We’ve written dozens of funded 21st CCLC grant proposals over the years, including one for a very affluent school district in Colorado not too far from Columbine. Yes, we shamelessly invoked Columbine in this proposal, as well as in other 21st CCLC and other at-risk youth proposals—particularly for projects in middle and middle upper class communities. We continue to do so, but now will add Sandy Hook as another example that even affluent kids face a daunting gantlet* of problems that make them at-risk and in need of wraparound supportive services.** This doesn’t diminish the enormity of the tragedy, but it does provide context and a salient example that reviewers will recognize.
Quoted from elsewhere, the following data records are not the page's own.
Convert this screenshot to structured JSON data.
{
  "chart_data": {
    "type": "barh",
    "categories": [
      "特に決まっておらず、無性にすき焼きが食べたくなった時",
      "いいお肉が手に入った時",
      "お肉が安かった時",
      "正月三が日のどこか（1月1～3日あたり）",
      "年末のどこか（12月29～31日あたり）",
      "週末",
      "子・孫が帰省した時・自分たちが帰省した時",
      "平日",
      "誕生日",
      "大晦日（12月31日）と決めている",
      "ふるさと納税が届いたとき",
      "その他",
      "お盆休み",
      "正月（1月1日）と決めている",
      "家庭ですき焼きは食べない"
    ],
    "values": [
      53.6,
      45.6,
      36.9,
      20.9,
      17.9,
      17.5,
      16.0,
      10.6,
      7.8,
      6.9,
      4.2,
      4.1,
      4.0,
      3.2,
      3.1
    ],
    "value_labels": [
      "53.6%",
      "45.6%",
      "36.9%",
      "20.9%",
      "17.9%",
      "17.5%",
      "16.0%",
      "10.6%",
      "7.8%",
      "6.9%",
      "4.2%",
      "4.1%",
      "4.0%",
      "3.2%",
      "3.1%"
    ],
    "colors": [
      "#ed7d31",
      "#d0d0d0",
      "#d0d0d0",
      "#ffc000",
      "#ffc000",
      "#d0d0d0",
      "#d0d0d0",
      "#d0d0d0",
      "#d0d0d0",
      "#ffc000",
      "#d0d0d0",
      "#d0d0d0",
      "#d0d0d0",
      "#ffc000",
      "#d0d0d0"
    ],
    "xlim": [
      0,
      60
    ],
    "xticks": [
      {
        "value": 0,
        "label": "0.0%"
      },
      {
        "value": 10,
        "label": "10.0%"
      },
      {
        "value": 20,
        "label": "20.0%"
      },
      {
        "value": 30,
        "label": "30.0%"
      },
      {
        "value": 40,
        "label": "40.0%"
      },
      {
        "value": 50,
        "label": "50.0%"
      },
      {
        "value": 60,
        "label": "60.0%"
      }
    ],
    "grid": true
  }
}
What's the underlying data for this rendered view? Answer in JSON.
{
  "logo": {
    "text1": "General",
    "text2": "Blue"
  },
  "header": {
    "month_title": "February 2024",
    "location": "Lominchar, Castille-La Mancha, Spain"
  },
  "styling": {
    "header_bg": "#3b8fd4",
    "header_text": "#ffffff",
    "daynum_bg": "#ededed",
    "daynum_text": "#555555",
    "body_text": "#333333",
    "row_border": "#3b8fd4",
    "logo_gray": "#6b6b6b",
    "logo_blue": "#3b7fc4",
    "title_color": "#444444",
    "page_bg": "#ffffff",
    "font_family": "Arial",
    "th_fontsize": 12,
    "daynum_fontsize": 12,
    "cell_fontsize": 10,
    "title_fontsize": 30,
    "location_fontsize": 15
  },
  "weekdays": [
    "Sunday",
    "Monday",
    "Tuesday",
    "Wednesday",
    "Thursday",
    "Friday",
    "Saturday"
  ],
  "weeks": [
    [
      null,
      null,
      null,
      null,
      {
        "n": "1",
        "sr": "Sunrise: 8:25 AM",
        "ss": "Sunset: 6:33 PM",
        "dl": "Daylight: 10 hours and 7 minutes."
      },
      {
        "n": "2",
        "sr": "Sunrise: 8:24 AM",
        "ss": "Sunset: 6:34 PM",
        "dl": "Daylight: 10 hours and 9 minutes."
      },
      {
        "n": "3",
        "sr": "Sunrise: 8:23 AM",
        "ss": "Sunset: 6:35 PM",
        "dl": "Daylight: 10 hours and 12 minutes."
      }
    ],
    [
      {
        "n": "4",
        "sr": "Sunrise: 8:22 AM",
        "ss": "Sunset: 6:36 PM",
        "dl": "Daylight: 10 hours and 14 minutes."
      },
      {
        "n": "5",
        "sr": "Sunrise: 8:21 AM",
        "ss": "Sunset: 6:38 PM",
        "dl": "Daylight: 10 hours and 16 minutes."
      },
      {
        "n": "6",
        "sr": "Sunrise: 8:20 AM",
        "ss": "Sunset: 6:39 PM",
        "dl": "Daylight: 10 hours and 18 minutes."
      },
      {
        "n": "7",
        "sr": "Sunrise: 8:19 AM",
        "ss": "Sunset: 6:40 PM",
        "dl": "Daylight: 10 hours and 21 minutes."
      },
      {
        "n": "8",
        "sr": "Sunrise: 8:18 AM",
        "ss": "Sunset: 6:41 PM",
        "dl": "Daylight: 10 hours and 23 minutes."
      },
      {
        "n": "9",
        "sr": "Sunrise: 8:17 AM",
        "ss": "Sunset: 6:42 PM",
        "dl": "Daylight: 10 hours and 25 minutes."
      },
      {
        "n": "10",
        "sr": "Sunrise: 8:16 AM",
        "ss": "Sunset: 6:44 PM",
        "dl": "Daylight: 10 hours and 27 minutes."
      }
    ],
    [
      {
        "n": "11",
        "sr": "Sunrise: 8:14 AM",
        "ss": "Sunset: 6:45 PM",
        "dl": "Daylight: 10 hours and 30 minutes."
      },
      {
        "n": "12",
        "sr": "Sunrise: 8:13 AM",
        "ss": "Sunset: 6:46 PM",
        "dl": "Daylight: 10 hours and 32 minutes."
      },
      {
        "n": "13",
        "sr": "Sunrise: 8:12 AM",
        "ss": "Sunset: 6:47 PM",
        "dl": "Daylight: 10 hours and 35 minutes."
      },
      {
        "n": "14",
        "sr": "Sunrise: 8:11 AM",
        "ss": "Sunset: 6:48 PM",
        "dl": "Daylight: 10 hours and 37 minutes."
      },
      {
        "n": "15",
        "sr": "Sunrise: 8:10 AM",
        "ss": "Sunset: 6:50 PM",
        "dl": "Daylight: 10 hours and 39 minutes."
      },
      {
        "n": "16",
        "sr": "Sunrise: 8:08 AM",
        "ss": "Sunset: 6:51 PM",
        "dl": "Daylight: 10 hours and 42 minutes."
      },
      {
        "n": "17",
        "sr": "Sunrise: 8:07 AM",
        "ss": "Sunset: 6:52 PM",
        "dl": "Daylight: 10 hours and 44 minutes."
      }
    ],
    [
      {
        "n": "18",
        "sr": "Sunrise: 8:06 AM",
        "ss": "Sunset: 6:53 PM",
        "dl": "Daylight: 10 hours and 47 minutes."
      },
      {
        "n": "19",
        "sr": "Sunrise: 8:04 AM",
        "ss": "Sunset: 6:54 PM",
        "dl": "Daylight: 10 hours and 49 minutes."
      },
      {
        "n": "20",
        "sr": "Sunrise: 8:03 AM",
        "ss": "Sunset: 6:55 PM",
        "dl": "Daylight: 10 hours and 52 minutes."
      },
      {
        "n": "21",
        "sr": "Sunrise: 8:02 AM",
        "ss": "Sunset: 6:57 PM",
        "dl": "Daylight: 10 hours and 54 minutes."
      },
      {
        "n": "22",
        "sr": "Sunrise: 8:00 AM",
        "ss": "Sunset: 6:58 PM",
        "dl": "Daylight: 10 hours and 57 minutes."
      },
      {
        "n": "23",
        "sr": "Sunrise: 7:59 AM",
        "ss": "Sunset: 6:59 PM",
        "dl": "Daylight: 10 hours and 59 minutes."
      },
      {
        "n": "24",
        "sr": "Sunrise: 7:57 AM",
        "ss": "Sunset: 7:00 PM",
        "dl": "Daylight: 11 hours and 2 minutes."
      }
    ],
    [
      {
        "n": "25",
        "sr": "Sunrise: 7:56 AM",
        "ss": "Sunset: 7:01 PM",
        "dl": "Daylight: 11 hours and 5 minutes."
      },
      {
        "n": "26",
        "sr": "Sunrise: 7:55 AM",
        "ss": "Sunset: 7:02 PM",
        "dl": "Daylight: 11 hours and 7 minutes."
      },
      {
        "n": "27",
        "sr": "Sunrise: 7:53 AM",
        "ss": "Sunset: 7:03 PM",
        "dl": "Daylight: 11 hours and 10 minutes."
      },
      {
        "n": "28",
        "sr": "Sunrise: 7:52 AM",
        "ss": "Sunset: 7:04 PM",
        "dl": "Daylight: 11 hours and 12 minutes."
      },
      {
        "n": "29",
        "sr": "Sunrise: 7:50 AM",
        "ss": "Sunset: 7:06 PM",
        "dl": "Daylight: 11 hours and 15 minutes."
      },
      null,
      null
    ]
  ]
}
In addition to 21st CCLC, many other federal and state grant programs were created after Columbine to fund such project concepts as hardened school security systems, disaster planning, school resource officers (cops that work in schools) and the like. When Congress returns in January, I expect to see new funding emerge for school safety and at-risk youth programs.

This is because there is a qualitative difference between Sandy Hook and other recent school shootings–in this case, not only were the victims from affluent families, but they were also mostly children. Citizens will demand action and about the only politically neutral and easy action governments can take is to expand funding for services that might help prevent other similar tragedies. “Politically neutral and easy” leaves aside the political minefield of more stringent gun control laws, a subject which is beyond the scope of this post and this blog.

If your nonprofit is concerned with these issues and has the capacity to make a local difference, use your holiday downtime to get your staff and board members together to brainstorm an innovative project concepts that might be relevant to upcoming grant opportunities. As Rahm Emanuel famously said, “You never want a serious crisis to go to waste.”***


* Free proposal phrase here. I know you think it should be daunting “gauntlet,” but that would make it a challenging glove. The word you’re looking for is gantlet. EDIT: Actually, as this commenter points out, either has become correct.

** Another free proposal phrase here.

*** It’s also possible that we’ll start to see changes in the mental health system, since so many shooters have been involved with the mental health system prior to committing their crimes. As Liza Long writes in Thinking the Unthinkable, “When I asked my son’s social worker about my options, he said that the only thing I could do was to get Michael charged with a crime.” That needs to change.